Stevie: A biography of Stevie Smith
Description:
Stevie Smith, who died in 1971, remains one of the most fascinating and original English literary figures of this century. Her wit and eccentricity have become legend, her personal style was unique, her poems are among the oddest, funniest, and most moving in the language. Her life was so compelling that it became the subject of a play and a film, both starring Glenda Jackson. In this charming biography, Jack Barbera and William McBrien capture the essence of a remarkable woman and her impact on the literary scene.
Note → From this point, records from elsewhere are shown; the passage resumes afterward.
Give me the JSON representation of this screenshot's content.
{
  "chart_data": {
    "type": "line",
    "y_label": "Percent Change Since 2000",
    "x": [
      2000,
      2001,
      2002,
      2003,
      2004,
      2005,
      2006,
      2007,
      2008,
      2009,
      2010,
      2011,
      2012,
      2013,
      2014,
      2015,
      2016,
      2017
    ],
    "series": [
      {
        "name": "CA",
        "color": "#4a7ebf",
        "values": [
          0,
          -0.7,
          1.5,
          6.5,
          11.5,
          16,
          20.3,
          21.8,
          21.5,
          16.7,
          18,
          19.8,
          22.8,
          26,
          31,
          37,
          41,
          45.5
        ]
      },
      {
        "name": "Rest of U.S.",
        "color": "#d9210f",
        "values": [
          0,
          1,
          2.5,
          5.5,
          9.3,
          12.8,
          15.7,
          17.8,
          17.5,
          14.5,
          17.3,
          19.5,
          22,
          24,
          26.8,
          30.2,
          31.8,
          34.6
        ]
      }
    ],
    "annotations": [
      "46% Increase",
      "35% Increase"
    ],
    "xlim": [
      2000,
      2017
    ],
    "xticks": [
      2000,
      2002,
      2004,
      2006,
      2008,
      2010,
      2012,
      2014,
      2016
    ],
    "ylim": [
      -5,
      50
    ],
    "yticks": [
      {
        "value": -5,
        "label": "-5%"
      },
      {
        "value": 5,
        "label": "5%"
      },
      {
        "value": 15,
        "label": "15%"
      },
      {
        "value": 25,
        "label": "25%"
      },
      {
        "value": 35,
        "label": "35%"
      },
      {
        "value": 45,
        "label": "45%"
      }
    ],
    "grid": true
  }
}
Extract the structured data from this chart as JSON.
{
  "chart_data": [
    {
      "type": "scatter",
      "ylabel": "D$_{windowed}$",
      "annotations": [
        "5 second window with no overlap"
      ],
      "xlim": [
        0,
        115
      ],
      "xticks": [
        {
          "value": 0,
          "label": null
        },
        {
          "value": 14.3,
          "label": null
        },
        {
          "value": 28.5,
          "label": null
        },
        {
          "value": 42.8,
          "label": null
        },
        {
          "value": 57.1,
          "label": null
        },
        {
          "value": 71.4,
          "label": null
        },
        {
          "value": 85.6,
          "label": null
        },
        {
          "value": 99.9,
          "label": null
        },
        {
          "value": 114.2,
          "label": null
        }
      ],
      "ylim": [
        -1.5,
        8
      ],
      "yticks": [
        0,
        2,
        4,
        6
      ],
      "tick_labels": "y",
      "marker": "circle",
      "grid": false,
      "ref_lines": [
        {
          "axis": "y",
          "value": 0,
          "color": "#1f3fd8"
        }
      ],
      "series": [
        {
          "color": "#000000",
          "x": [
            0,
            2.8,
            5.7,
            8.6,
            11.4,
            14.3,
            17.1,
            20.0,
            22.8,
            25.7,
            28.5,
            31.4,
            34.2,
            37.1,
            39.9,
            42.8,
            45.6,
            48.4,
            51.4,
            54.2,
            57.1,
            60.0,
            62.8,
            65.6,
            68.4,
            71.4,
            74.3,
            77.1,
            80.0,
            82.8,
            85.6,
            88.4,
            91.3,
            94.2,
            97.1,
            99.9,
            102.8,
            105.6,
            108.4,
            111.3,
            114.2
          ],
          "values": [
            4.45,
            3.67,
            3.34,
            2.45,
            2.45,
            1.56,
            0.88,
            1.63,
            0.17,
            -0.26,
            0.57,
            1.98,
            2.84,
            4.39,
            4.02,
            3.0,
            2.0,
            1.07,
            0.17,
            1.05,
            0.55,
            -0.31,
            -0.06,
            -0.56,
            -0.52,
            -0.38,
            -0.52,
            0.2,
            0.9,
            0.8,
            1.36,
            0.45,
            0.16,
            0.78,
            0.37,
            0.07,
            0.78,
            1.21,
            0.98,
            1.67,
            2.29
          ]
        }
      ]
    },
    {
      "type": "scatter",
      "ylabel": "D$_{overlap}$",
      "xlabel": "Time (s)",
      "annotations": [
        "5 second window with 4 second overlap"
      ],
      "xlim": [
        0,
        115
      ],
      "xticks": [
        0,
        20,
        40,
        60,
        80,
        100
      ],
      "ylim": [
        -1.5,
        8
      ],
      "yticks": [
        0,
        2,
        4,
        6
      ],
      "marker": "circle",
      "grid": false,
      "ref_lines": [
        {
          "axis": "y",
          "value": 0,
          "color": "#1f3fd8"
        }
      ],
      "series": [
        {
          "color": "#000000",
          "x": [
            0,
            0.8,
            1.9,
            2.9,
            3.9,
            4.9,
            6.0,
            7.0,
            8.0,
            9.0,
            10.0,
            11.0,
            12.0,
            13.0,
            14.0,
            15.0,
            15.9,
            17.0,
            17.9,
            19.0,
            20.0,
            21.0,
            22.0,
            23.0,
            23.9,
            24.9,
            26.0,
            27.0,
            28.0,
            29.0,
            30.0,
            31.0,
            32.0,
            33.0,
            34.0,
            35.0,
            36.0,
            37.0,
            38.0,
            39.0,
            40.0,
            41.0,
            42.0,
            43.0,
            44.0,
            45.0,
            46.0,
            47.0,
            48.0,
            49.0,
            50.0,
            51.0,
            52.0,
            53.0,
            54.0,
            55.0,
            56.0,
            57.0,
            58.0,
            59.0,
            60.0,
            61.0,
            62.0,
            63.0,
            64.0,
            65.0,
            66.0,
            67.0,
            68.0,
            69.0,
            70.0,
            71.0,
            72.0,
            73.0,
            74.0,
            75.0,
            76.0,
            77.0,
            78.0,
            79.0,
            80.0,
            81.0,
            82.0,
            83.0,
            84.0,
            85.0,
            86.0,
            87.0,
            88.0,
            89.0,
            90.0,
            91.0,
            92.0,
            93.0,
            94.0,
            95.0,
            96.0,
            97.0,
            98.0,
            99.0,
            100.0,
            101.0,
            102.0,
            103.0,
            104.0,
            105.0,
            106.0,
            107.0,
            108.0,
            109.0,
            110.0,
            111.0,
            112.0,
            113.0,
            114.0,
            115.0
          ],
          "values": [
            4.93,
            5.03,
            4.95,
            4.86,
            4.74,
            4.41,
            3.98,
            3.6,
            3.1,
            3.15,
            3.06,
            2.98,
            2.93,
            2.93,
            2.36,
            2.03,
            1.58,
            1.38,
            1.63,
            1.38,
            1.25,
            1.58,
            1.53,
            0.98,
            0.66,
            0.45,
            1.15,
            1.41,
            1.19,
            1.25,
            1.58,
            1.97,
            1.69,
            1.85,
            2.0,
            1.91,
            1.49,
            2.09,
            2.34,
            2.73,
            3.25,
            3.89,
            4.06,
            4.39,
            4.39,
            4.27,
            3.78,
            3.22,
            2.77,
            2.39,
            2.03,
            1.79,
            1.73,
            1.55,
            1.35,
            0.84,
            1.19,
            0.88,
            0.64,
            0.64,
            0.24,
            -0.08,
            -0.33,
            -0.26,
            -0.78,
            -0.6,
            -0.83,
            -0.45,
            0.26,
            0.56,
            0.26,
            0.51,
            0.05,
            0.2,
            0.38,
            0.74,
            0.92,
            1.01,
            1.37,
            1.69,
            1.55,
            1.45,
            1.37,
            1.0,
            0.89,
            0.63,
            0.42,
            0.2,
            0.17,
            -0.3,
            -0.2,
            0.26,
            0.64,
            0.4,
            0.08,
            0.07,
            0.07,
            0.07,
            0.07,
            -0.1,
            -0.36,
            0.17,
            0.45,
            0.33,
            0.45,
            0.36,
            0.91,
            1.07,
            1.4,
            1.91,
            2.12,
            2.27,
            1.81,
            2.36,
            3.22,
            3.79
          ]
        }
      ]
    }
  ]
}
Drawing on a wealth of private and archival material, much of it previously unknown, they present the fullest and most convincing portrait yet of Stevie Smith's life and work. They depict the unhappiness of her long childhood exile in the hospital with tuberculosis, her father's abandonment of the family, and her mother's early death. And they paint a rich portrait of her adult life, which was spent almost entirely in a genteel North London suburb and shared with a beloved aunt. Although Stevie gained an international following in 1936 with the publication of Novel on Yellow Paper, she continued to work for more than 30 years as a secretary in a publishing house. Her writing later ceased to be fashionable but in the 1960s, she enjoyed a new wave of recognition as a performer, broadcaster, and literary reviewer, receiving in 1969 the Queen's Gold Medal for Poetry. Replete with anecdotes from Stevie's friends and excerpts from her work, this biography offers new insights into the charm and paradox of a unique poet as well as into her writings and the world in which she moved.